Before getting too far into the DVD creation project, I thought I’d increase the size of my editing partion. Yes, these are the things I think when I wake up at 6 am. It’s 40GB, but since it’s a quarter full already and I’ve got lots more video to work with, I want to avoid the hassle later. The first step is backing up what’s there. Why not use the DVD drive? I poped in a DVD+RW and clicked on the DVD icon on my desktop. Instead of the directory listing in Konqueror, a message box came up telling me

Could not mount device.

The reported error was:

mount: wrong fs type, bad option, bad superblock on /dev/dvd, or too many mounted file systems

(could this be the IDE device where you in fact use ide-scsi so that sr0 or sda or so is needed?)

Pretty nice error message, huh? I had set up IDE-SCSI emulation earlier for the DVD burning tools, but I didn’t update my entries in /etc/fstab nor my links in /dev. /dev/dvd was pointing to /dev/cdrom which was pointing to /dev/hdc and there was no entry for the DVD in /etc/fstab. So I added /dev/dvd /mnt/dvd udf,iso9660 user,noauto,kudzu,ro 0 0 to /etc/fstab and made /dev/dvd point to /dev/scd0. Now I got “no medium” when I put a disk in. cat /proc/scsi/scsi told me the Plextor PX-708A was on scsi host scsi1, channel 0, id 0, lun 0 but not which device in /dev it was attached to.
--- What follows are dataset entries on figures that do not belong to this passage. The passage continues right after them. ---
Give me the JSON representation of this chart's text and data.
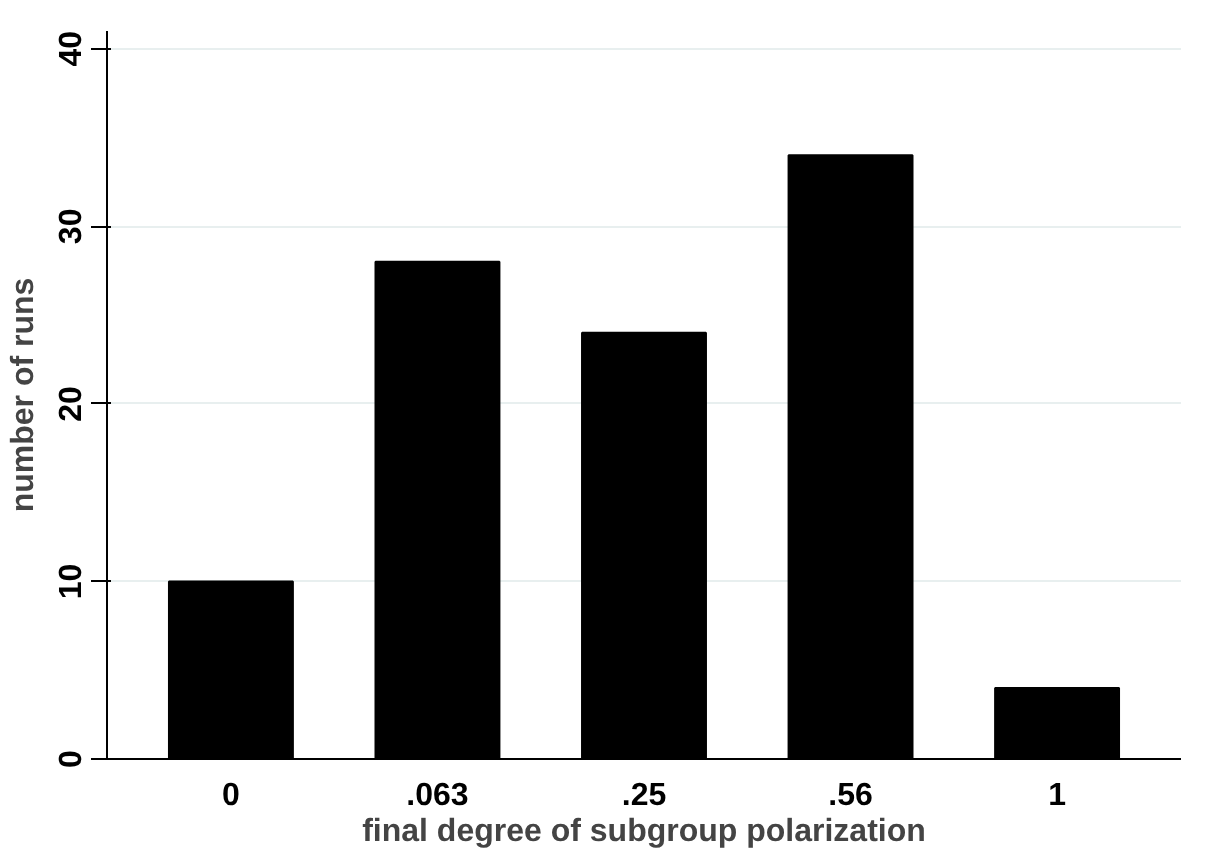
{
  "chart_data": {
    "type": "bar",
    "xlabel": "final degree of subgroup polarization",
    "ylabel": "number of runs",
    "categories": [
      "0",
      ".063",
      ".25",
      ".56",
      "1"
    ],
    "values": [
      10,
      28,
      24,
      34,
      4
    ],
    "color": "#000000",
    "ylim": [
      0,
      41
    ],
    "yticks": [
      0,
      10,
      20,
      30,
      40
    ],
    "grid": "y"
  }
}
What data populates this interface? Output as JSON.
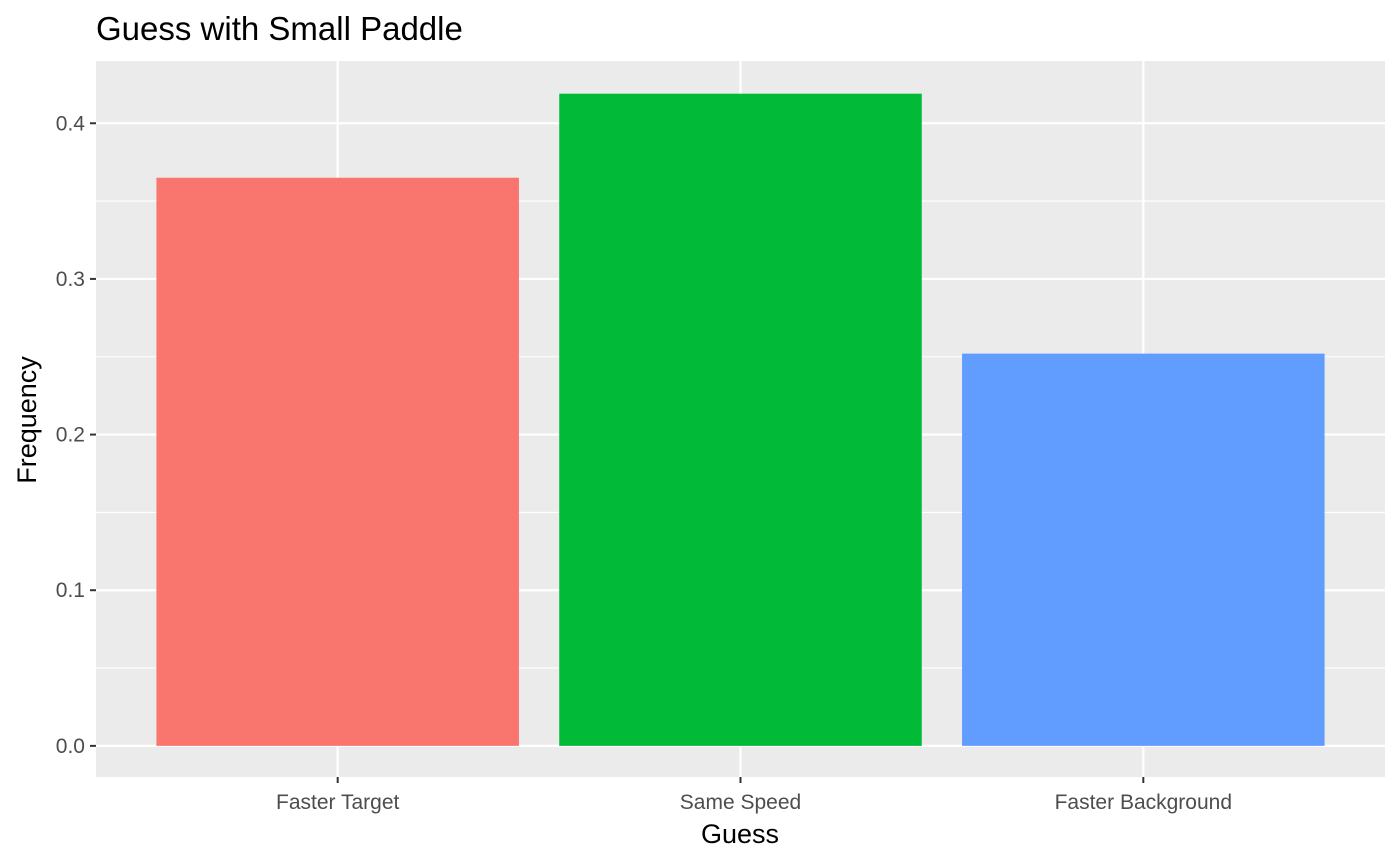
{
  "chart_data": {
    "type": "bar",
    "title": "Guess with Small Paddle",
    "xlabel": "Guess",
    "ylabel": "Frequency",
    "categories": [
      "Faster Target",
      "Same Speed",
      "Faster Background"
    ],
    "values": [
      0.365,
      0.419,
      0.252
    ],
    "colors": [
      "#F8766D",
      "#00BA38",
      "#619CFF"
    ],
    "ylim": [
      -0.02,
      0.44
    ],
    "yticks": [
      0.0,
      0.1,
      0.2,
      0.3,
      0.4
    ],
    "ytick_labels": [
      "0.0",
      "0.1",
      "0.2",
      "0.3",
      "0.4"
    ],
    "panel_background": "#EBEBEB",
    "grid": true,
    "legend": "none"
  }
}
This ought to be in /var/log/messages (dmesg) but thanks to long uptimes and having a million Windows machines bombarding my firewill, the startup messages scrolled out of /var/log/messages*. After scratching my head awhile and contemplating a reboot to see the startup log, I remembered scd0 is the first SCSI CD device–my older Plextor PX-W1210S, which is actually a SCSI unit. After changing /dev/dvd to point to /dev/scd1, it mounted. I need some coffee.